# Autocorrelation

The second [youtuber](https://www.youtube.com/@egorhowell/videos) did a very good job of explaining stability. What does he say about [autocorrelation](https://www.youtube.com/watch?v=GcJ__g_cimA)?

We're using the same air passengers data set.

In [1]:
import pandas as pd

df = pd.read_csv('files/AirPassengers.csv', index_col=0)
df.index = pd.to_datetime(df.index)

The video uses a different library, but pandas also has a function to plot an autocorrelation plot.

In [None]:
pd.plotting.autocorrelation_plot(df['#Passengers'])

But what are we looking at? Well, let's zoom in to the first 24 'lags'.

In [None]:
pd.plotting.autocorrelation_plot(df['#Passengers']).set_xlim([0, 24])

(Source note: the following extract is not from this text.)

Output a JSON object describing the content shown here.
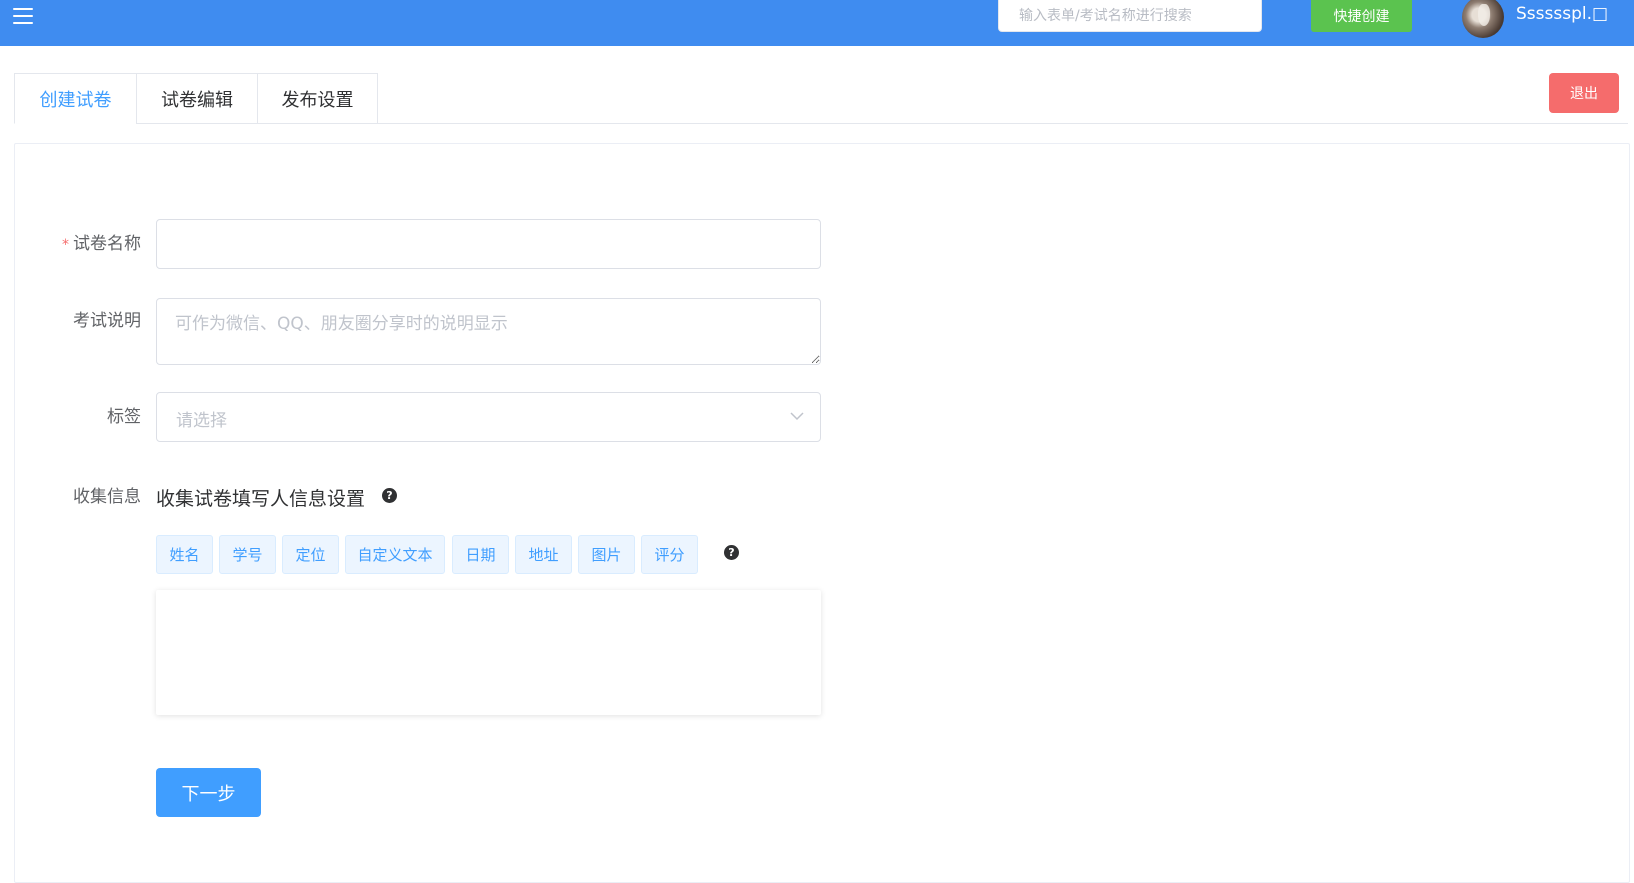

The "lag" is the number of datapoints you go back to see if there is a correlation. This means we can detect som key points (look at the actual data below to compare):

* Upper left corner, lag 1: every datapoint is correlated to itself. This means you have a perfect positive correlation of 1.
* Lag 6: We're going back 6 months. In this dataset that is a bad idea as you are comparing summer months (spikes) to winter months (valleys), and the data clearly shows how that those two are not related.
* Lag 12: Go back 1 year. This means we are correlating spikes with spikes and valleys with valleys. The correlation is therefore high.
* Lag 24: Same as before, but slightly less as we are now skipping a year.

In [None]:
df.plot()

There is another [function](https://pandas.pydata.org/pandas-docs/stable/reference/api/pandas.Series.autocorr.html) in pandas to calculate autocorrelation.

In [None]:
for i in range(1, 25):
    corr = df["#Passengers"].autocorr(lag=i)
    print(f"Lag {i}: { corr }")

We could graph this, but we'd be back at the plot we had before. Nice peaks at 12 and 24 though.